Third stage comprises VMUX and NTU and is located in small cities/towns where leased line demand is lower (approximately 20). This stage provides leased line traffic aggregation.

The media for interconnecting various network elements and extending line up to customer end may be optical fibre, copper wire, radio, microwave transmission or a combination of these.

MLLN has to provide high reliability service and is supposed to obtain efficiency greater that 99.5 per cent. Therefore all the interconnections of different network elements are provided as rings, wherever available, so that an alternate circuit path can be automatically used for routing the traffic in case of main route failure. In long-distance network, links between the same stations can be split into alternate physical path of rings to the extent feasible. This also saves on-port capacity required for providing alternate path within MLLN.

With these network elements, the MLLN is able to provide functions such as fault, configuration, accounting, performance and security management.

Network management system (NMS)

It is built on open architecture and relational database system and manages all the network elements and their functions centrally. It is able to configure, provision, manage and monitor all aspects and parameters of the remote elements of the MLLN network centrally without the need of any local intervention.

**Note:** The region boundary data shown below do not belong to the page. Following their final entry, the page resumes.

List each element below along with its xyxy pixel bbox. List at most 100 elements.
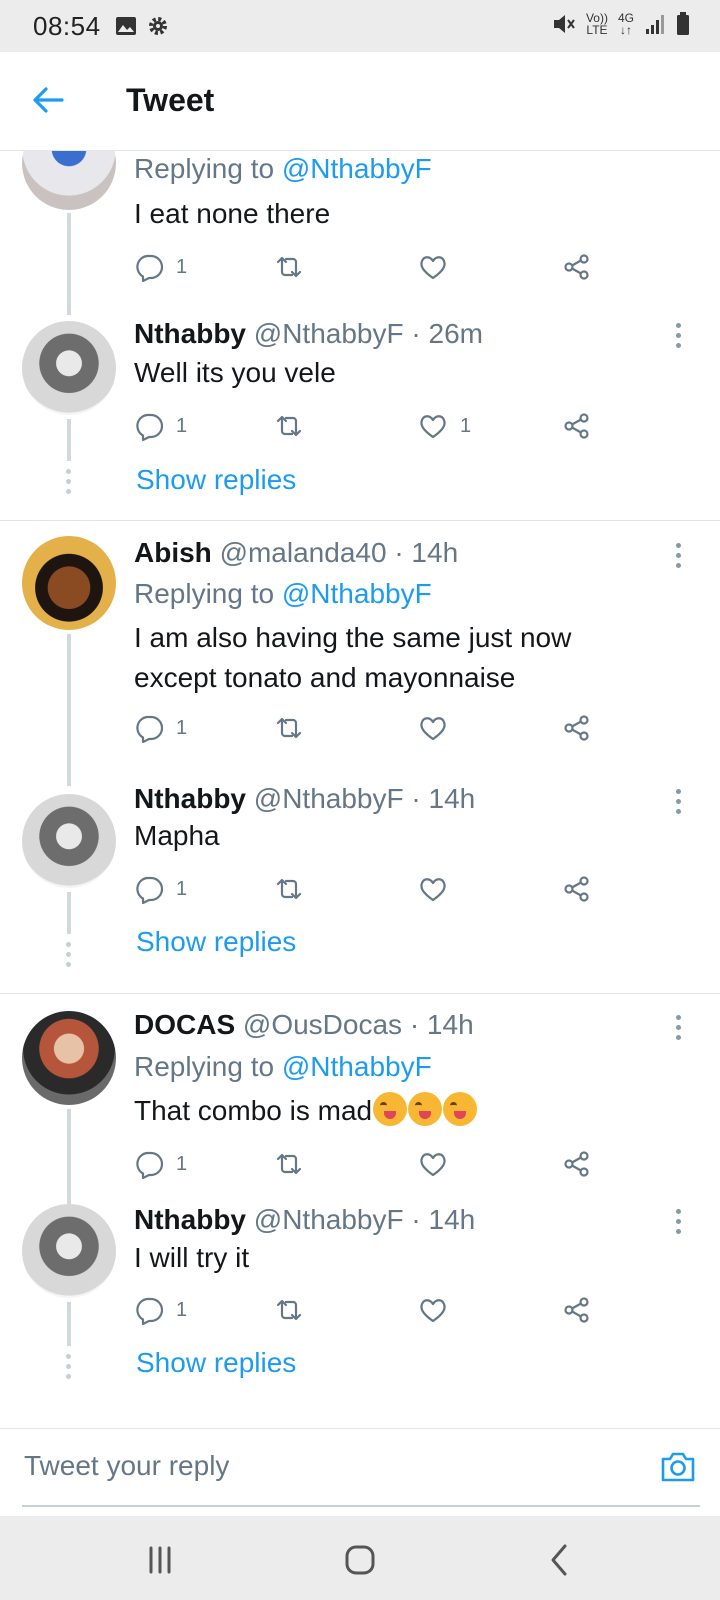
tweet-item[interactable]: DOCAS @OusDocas · 14h Replying to @Nthab… <box>0 994 720 1204</box>
share-button[interactable] <box>562 1293 592 1327</box>
reply-button[interactable]: 1 <box>134 711 187 745</box>
heart-icon <box>420 717 446 741</box>
mute-icon <box>553 15 575 33</box>
back-icon[interactable] <box>540 1540 580 1580</box>
retweet-icon <box>276 717 302 739</box>
home-icon[interactable] <box>340 1540 380 1580</box>
share-icon <box>564 715 589 741</box>
retweet-button[interactable] <box>274 711 304 745</box>
retweet-button[interactable] <box>274 872 304 906</box>
author-handle[interactable]: @NthabbyF <box>254 783 404 814</box>
reply-button[interactable]: 1 <box>134 409 187 443</box>
author-name[interactable]: Abish <box>134 537 212 568</box>
retweet-button[interactable] <box>274 409 304 443</box>
avatar[interactable] <box>22 1204 116 1298</box>
share-button[interactable] <box>562 409 592 443</box>
tweet-actions: 1 <box>134 1293 614 1327</box>
retweet-button[interactable] <box>274 250 304 284</box>
camera-icon[interactable] <box>658 1447 698 1487</box>
like-button[interactable] <box>418 1293 460 1327</box>
author-name[interactable]: DOCAS <box>134 1009 235 1040</box>
share-icon <box>564 254 589 280</box>
lte-label: LTE <box>586 23 608 37</box>
tweet-time: · 14h <box>411 1204 476 1235</box>
heart-icon <box>420 878 446 902</box>
avatar[interactable] <box>22 321 116 415</box>
like-count: 1 <box>460 414 472 437</box>
page-title: Tweet <box>126 82 215 118</box>
reply-button[interactable]: 1 <box>134 872 187 906</box>
back-arrow-icon[interactable] <box>30 82 66 118</box>
retweet-button[interactable] <box>274 1293 304 1327</box>
share-icon <box>564 876 589 902</box>
retweet-icon <box>276 878 302 900</box>
avatar[interactable] <box>22 794 116 888</box>
more-options-icon[interactable] <box>674 323 684 349</box>
reply-button[interactable]: 1 <box>134 1293 187 1327</box>
replying-handle-link[interactable]: @NthabbyF <box>282 1051 432 1082</box>
show-replies-link[interactable]: Show replies <box>136 926 296 958</box>
avatar[interactable] <box>22 151 116 210</box>
retweet-button[interactable] <box>274 1147 304 1181</box>
tweet-time: · 26m <box>411 318 483 349</box>
tweet-text: That combo is mad <box>134 1095 373 1126</box>
tweet-item[interactable]: Replying to @NthabbyF I eat none there 1 <box>0 151 720 315</box>
share-button[interactable] <box>562 250 592 284</box>
reply-button[interactable]: 1 <box>134 1147 187 1181</box>
recents-icon[interactable] <box>140 1540 180 1580</box>
like-button[interactable] <box>418 1147 460 1181</box>
avatar[interactable] <box>22 1011 116 1105</box>
reply-icon <box>136 1297 164 1325</box>
tweet-text: I will try it <box>134 1242 250 1273</box>
share-button[interactable] <box>562 711 592 745</box>
show-replies-link[interactable]: Show replies <box>136 1347 296 1379</box>
author-handle[interactable]: @OusDocas <box>243 1009 402 1040</box>
reply-count: 1 <box>176 255 188 278</box>
more-options-icon[interactable] <box>674 1209 684 1235</box>
tweet-item[interactable]: Nthabby @NthabbyF · 14h I will try it 1 … <box>0 1204 720 1426</box>
share-icon <box>564 1151 589 1177</box>
tweet-meta: Nthabby @NthabbyF · 14h <box>134 1204 475 1236</box>
share-icon <box>564 1297 589 1323</box>
like-button[interactable] <box>418 250 460 284</box>
share-button[interactable] <box>562 872 592 906</box>
heart-icon <box>420 415 446 439</box>
retweet-icon <box>276 1153 302 1175</box>
conversation-feed[interactable]: Replying to @NthabbyF I eat none there 1 <box>0 151 720 1426</box>
settings-gear-icon <box>148 17 167 35</box>
tweet-text: I am also having the same just now excep… <box>134 622 572 693</box>
author-handle[interactable]: @NthabbyF <box>254 1204 404 1235</box>
tweet-actions: 1 <box>134 872 614 906</box>
reply-count: 1 <box>176 877 188 900</box>
share-icon <box>564 413 589 439</box>
author-name[interactable]: Nthabby <box>134 318 246 349</box>
reply-count: 1 <box>176 414 188 437</box>
like-button[interactable] <box>418 711 460 745</box>
more-options-icon[interactable] <box>674 1015 684 1041</box>
replying-handle-link[interactable]: @NthabbyF <box>282 153 432 184</box>
author-name[interactable]: Nthabby <box>134 783 246 814</box>
replying-handle-link[interactable]: @NthabbyF <box>282 578 432 609</box>
more-options-icon[interactable] <box>674 789 684 815</box>
tweet-time: · 14h <box>394 537 459 568</box>
show-replies-link[interactable]: Show replies <box>136 464 296 496</box>
reply-button[interactable]: 1 <box>134 250 187 284</box>
reply-count: 1 <box>176 1152 188 1175</box>
author-name[interactable]: Nthabby <box>134 1204 246 1235</box>
avatar[interactable] <box>22 536 116 630</box>
like-button[interactable]: 1 <box>418 409 471 443</box>
retweet-icon <box>276 415 302 437</box>
reply-input[interactable] <box>22 1445 626 1487</box>
like-button[interactable] <box>418 872 460 906</box>
author-handle[interactable]: @NthabbyF <box>254 318 404 349</box>
tweet-actions: 1 <box>134 250 614 284</box>
tweet-item[interactable]: Abish @malanda40 · 14h Replying to @Ntha… <box>0 521 720 786</box>
more-options-icon[interactable] <box>674 543 684 569</box>
reply-icon <box>136 413 164 441</box>
share-button[interactable] <box>562 1147 592 1181</box>
tweet-meta: Nthabby @NthabbyF · 14h <box>134 783 475 815</box>
tweet-item[interactable]: Nthabby @NthabbyF · 26m Well its you vel… <box>0 311 720 520</box>
reply-count: 1 <box>176 1298 188 1321</box>
author-handle[interactable]: @malanda40 <box>220 537 387 568</box>
tweet-item[interactable]: Nthabby @NthabbyF · 14h Mapha 1 Show rep… <box>0 783 720 992</box>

On-demand bandwidth configuration is performed at NMS and priority can also be set for a particular leased line. This enables the high-priority customer lines to be routed first to the standby route in case of failure of the main route.

Any change of configuration of any network element is auto-recognised by the NMS. NMS is also capable of re-initialisation of the network element in the event of software/hardware failure. A predefined routing schedule is used by NMS to perform fast re-establishment of circuits within the network across alternative paths totally automatically, in the event of failure.

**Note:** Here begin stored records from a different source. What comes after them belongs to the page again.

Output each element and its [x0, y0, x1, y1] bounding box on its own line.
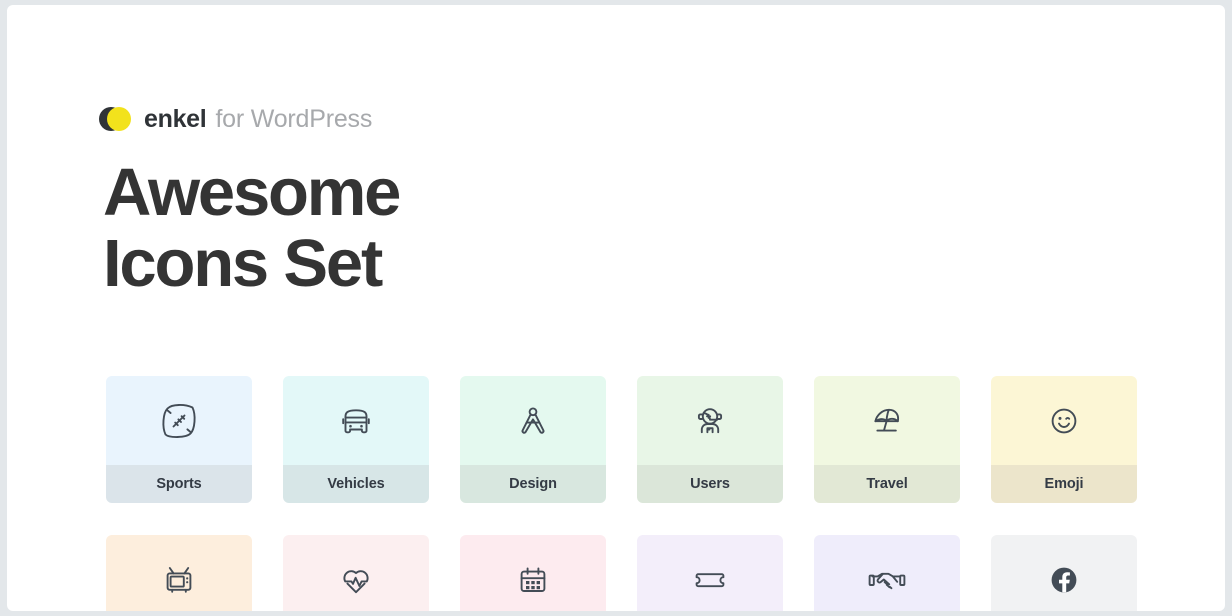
football-icon	[106, 376, 252, 465]
icon-card[interactable]	[283, 535, 429, 611]
icon-card[interactable]: Users	[637, 376, 783, 503]
icon-card[interactable]	[991, 535, 1137, 611]
icon-card[interactable]	[460, 535, 606, 611]
winking-smiley-icon	[991, 376, 1137, 465]
icon-card[interactable]: Design	[460, 376, 606, 503]
astronaut-user-icon	[637, 376, 783, 465]
icon-card[interactable]: Vehicles	[283, 376, 429, 503]
page-title: Awesome Icons Set	[103, 155, 401, 301]
handshake-icon	[814, 535, 960, 611]
brand-name: enkel	[144, 104, 207, 133]
retro-tv-icon	[106, 535, 252, 611]
icon-card[interactable]: Sports	[106, 376, 252, 503]
brand-suffix: for WordPress	[215, 104, 373, 133]
icon-card[interactable]	[637, 535, 783, 611]
bus-icon	[283, 376, 429, 465]
icon-card-label: Sports	[106, 465, 252, 503]
ticket-icon	[637, 535, 783, 611]
icon-card-label: Emoji	[991, 465, 1137, 503]
icon-card-label: Travel	[814, 465, 960, 503]
page-panel: enkel for WordPress Awesome Icons Set Sp…	[7, 5, 1225, 611]
facebook-icon	[991, 535, 1137, 611]
icon-card-label: Design	[460, 465, 606, 503]
icon-card[interactable]	[814, 535, 960, 611]
icon-card-grid: Sports Vehicles Design Users Travel Emoj…	[106, 376, 1140, 611]
icon-card-label: Users	[637, 465, 783, 503]
icon-card[interactable]	[106, 535, 252, 611]
calendar-icon	[460, 535, 606, 611]
compass-divider-icon	[460, 376, 606, 465]
icon-card[interactable]: Emoji	[991, 376, 1137, 503]
beach-umbrella-icon	[814, 376, 960, 465]
enkel-logo-icon	[99, 106, 133, 132]
brand-lockup: enkel for WordPress	[99, 102, 372, 136]
heart-pulse-icon	[283, 535, 429, 611]
icon-card[interactable]: Travel	[814, 376, 960, 503]
logo-yellow-circle	[107, 107, 131, 131]
icon-card-label: Vehicles	[283, 465, 429, 503]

A detailed fault report is generated in order to identify the exact problem so that immediate corrective measures can be taken in order to restore the services.

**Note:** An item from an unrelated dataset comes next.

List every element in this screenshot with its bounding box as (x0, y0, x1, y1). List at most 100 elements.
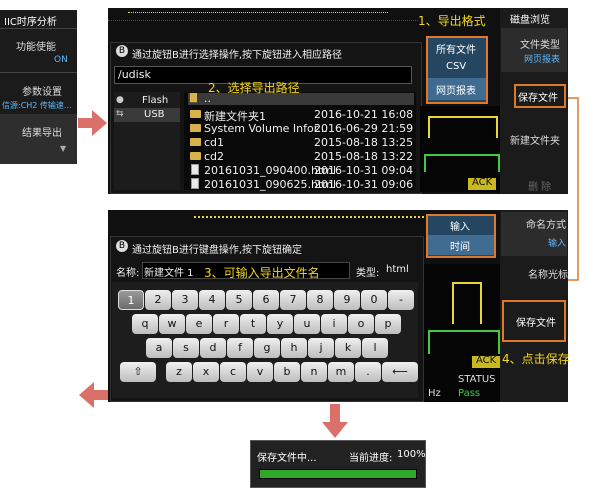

The fault information provided by NMS contains type of faulty network element, the time at which fault occurred, time when it corrected, etc. The NMS keeps polling all the network elements after some predetermined interval and generates alarms so that proactive measures can be taken.

Digital cross connect (DXC)

It is a large-capacity cross-connect device that separates channels coming from other devices and rearranges them into new channels for output. A digital cross-connection allows lower-level time division multiplexing (TDM) bit streams to be rearranged and interconnected amongst higher-level TDM signals. The signal is first de-multiplexed into a lower level after which it is cross-connected and then multiplexed again.

Versatile multiplexer (VMUX)

It is a small capacity cross connect device with several channel interfaces which is installed at different sites for providing user connectivity. VMUX multiplexes all tributaries coming from other devices and forms a higher hierarchy level output at the specified port. The VMUX is provided with different types of interfaces to connect SDSL and HDSL product family modems. The number of interfaces (such as 64/128kbps, n x 64kbps, E1 or hotline) depends on the type of VMUX configuration (VMUX type I, VMUX type II, VMUX type III/DC operation and VMUX type III AC operation).

Network terminating unit (NTU)

It is simply a base band modem and which is located at the customer’s premises. The NTU works on normal AC supply. NTUs of various capacities (64/128kbps and n×64kbps) are available with several interfaces (V.35, G.703, Ethernet). NTU also allows for the use of existing telecom copper cables (twisted pair) for digital traffic with medium distances (~5 km) and high speeds.

Conclusion

In the changing economic environment, dependence of organisational and industrial activities on leased circuits is increasing. In such a scenario, high QoS, high efficiency, highly secured network, customer-oriented tariffs along with desired bandwidth, time-dependent bandwidth provisioning, no congestion, centralised control and monitoring, lower lead time for new installations and proactive fault maintenance prove MLLN to be a commercial boon for corporate and individual customers.